IssamLaradji / sls

Implements stochastic line search
117 stars 23 forks source link

How to deal with very small gradients? #9

Closed chanshing closed 3 years ago

chanshing commented 3 years ago

I faced a situation where my model suddenly stopped training (weights were not being updated) after certain epochs. After digging a bit I realized it had to do with this line: https://github.com/IssamLaradji/sls/blob/e2522d5ad765e2fc5826c11518914d820add9d4f/sls/sls.py#L92

In most cases, I think this would make sense, but I am currently having a situation where my gradient norms are small for all batches, yet my validation loss is still very bad. When I rerun with a different seed I don't have this situation, which suggests I may have fallen into a very bad local minimum.

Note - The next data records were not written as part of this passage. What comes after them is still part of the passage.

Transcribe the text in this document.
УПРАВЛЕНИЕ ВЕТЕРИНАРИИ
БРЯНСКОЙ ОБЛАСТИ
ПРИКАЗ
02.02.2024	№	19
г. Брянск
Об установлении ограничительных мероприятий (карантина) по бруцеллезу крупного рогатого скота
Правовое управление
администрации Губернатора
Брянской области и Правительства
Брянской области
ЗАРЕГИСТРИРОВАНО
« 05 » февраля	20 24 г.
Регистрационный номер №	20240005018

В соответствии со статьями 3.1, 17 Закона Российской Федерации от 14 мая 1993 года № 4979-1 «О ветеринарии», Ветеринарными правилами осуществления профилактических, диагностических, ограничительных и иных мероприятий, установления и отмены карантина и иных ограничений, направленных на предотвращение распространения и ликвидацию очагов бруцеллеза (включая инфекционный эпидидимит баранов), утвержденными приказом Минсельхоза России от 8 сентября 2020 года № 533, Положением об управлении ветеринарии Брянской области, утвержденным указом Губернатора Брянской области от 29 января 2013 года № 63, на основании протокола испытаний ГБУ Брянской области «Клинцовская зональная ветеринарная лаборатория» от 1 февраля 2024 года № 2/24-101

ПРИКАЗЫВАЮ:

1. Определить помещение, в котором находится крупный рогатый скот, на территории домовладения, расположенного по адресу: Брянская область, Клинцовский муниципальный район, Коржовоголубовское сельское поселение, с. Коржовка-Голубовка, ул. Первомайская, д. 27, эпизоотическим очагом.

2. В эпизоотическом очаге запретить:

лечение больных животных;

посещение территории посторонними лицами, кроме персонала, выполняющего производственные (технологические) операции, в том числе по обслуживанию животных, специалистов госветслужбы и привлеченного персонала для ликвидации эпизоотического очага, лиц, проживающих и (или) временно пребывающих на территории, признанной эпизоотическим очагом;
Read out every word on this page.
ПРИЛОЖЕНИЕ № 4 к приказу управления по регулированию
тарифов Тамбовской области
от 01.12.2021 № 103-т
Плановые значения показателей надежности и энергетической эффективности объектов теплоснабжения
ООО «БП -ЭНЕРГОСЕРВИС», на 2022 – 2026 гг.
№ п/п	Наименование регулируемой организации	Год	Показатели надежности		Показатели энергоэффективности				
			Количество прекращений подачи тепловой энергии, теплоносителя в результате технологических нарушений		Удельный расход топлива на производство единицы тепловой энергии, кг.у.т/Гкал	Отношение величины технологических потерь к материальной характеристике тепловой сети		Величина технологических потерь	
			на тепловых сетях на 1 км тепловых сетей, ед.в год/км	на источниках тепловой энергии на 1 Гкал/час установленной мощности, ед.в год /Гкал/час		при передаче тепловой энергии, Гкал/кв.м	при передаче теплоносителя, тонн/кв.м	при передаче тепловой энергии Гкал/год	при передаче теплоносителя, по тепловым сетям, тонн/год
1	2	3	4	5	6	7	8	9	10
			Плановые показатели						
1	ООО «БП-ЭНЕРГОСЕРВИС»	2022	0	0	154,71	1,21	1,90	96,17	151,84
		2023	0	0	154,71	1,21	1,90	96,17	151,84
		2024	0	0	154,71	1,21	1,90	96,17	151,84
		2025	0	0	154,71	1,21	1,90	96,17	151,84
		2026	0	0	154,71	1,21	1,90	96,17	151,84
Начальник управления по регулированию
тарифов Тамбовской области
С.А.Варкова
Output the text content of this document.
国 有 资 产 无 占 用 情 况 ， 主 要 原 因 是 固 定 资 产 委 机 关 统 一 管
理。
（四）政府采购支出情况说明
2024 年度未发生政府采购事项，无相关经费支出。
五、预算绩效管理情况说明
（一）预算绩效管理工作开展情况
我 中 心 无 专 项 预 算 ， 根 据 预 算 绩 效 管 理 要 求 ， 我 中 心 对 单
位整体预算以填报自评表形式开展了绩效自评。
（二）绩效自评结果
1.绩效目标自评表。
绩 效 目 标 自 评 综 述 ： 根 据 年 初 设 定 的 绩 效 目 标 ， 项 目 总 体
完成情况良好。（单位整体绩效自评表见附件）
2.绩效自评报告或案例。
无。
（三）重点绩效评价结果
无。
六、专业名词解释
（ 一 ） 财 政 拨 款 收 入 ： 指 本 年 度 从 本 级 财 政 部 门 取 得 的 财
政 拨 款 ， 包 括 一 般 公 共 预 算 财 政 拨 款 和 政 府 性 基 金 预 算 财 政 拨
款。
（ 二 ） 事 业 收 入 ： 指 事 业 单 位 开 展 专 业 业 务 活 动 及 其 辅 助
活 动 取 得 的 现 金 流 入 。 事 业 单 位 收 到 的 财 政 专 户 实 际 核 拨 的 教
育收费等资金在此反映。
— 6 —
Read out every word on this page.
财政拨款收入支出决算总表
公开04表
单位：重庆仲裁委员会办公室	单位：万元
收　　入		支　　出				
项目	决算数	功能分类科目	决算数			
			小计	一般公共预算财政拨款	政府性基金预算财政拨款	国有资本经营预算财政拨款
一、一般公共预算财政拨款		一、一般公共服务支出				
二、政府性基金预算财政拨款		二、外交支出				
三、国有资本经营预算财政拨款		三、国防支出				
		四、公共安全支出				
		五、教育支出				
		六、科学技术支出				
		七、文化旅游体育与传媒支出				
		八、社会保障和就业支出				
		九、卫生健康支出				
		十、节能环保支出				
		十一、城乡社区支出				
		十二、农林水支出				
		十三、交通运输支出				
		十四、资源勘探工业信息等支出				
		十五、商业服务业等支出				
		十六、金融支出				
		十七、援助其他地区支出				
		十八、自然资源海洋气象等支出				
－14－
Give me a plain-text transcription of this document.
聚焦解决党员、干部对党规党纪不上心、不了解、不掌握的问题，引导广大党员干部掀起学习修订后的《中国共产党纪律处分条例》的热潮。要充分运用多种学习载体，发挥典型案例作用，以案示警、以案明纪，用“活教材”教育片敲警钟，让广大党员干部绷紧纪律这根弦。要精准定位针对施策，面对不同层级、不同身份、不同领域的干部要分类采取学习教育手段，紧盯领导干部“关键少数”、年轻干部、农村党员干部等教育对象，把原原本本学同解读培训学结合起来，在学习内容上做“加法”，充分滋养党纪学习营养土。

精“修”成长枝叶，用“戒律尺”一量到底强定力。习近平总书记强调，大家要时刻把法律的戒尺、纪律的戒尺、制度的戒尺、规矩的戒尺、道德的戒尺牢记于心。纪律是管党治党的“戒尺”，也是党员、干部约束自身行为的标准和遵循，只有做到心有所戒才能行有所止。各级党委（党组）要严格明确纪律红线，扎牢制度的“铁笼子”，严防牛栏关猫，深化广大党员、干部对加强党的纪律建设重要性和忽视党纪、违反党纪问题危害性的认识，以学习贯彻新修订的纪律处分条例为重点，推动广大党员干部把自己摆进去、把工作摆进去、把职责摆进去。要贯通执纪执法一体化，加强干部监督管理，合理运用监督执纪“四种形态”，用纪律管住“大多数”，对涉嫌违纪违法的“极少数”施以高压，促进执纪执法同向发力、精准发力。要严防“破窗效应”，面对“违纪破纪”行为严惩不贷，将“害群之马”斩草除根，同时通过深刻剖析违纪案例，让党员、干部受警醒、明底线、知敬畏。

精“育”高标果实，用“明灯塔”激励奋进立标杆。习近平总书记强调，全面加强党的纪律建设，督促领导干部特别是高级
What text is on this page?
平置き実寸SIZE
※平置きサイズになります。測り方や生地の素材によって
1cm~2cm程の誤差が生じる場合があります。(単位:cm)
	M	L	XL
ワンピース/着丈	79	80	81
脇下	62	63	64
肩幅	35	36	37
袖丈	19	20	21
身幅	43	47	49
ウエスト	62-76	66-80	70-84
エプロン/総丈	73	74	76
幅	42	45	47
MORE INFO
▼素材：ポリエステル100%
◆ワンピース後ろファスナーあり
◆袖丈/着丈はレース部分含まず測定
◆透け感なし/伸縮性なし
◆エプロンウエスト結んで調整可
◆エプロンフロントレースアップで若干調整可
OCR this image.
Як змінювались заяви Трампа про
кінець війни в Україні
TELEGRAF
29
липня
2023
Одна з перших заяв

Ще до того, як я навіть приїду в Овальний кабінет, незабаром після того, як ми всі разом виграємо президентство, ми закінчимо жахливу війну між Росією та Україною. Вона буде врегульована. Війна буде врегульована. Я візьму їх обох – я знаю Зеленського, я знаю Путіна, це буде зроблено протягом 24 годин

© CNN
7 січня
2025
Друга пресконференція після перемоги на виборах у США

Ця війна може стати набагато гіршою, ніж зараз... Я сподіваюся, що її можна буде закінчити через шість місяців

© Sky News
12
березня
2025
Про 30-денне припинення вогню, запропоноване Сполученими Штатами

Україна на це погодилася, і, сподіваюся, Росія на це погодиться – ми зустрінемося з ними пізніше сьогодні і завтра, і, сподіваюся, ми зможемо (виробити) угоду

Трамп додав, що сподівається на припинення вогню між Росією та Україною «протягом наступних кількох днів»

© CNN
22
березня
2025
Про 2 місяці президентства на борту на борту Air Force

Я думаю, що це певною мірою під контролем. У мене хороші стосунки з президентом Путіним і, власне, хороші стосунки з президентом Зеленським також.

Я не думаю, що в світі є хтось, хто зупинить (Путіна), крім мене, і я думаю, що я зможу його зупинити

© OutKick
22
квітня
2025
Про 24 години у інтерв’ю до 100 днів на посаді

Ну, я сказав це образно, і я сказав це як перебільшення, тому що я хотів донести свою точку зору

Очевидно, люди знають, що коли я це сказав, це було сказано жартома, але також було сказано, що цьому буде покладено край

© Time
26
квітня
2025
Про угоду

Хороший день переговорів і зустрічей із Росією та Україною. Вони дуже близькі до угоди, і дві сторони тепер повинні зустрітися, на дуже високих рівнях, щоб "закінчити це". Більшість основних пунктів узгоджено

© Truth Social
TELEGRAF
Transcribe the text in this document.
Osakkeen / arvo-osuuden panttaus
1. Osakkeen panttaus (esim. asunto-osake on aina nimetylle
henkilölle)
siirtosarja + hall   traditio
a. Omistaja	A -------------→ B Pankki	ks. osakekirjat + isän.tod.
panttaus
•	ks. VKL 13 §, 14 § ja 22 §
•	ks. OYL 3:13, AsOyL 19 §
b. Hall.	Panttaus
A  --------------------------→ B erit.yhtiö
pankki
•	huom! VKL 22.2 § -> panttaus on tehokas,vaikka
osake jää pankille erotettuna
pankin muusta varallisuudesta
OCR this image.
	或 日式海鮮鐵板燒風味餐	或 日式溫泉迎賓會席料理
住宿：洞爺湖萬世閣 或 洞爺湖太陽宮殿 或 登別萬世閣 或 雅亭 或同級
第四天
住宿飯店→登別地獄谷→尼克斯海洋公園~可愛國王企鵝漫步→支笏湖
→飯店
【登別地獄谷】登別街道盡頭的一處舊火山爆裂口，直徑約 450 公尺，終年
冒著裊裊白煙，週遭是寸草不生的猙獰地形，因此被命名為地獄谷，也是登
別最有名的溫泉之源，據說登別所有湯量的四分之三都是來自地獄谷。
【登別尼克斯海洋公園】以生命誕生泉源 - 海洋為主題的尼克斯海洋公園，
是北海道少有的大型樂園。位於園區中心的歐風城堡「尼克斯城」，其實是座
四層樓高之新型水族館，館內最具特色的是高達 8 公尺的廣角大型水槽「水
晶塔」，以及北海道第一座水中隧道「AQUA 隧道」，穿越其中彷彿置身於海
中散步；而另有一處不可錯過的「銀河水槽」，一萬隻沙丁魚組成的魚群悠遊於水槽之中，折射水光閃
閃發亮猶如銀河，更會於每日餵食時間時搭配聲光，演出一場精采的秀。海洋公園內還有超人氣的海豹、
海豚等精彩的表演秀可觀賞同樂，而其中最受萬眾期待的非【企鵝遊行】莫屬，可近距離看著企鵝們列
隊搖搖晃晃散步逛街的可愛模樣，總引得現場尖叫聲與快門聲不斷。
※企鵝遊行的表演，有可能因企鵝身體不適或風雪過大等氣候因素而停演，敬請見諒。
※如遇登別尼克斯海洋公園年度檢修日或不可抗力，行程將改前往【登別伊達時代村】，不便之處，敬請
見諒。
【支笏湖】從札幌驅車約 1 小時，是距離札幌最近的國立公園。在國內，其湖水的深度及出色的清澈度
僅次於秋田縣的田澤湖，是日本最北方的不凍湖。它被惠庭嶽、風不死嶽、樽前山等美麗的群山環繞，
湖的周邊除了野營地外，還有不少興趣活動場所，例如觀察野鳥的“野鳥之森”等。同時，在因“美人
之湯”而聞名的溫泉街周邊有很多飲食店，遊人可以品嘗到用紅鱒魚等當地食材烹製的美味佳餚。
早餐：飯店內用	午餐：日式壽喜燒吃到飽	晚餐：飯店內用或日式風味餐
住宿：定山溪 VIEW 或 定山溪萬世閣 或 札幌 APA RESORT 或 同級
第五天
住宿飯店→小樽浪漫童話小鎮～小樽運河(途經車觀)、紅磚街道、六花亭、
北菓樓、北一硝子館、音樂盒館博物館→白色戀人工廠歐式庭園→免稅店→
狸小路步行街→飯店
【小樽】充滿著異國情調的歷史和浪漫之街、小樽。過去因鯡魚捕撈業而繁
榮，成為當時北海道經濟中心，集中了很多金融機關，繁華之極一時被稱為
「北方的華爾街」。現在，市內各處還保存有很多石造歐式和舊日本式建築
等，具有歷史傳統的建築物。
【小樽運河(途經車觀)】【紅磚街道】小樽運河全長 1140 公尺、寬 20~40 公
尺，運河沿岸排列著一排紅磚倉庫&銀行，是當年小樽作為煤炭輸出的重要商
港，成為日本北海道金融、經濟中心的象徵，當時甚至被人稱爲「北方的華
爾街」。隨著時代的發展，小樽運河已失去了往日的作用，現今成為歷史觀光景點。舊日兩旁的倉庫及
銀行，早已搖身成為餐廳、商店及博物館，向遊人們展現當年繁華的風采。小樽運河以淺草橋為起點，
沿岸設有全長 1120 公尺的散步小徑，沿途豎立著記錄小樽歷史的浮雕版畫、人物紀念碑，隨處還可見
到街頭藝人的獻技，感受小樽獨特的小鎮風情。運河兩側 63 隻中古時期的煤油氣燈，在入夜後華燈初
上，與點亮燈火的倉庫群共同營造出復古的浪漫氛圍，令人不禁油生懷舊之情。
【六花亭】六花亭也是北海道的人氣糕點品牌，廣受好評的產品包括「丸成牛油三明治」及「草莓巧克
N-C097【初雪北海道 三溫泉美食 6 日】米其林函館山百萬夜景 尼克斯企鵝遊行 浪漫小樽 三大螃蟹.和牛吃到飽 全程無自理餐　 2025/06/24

Would it be OK for me to remove the mentioned line? Or is there an important reason for this check to be in place?

IssamLaradji commented 3 years ago

It should be okay, 1e-8 as a threshold for grad_norm was chosen arbitrarily so smaller numbers would probably work as well.

If the gradients are too small and you would like to bring the step size back up, you could set reset_option=2 in the list of hyperparameters. This option will reset the step size to the initial value in every iteration before doing the line-search, which might help push the model to a better solution faster.

Good question, thanks for sharing!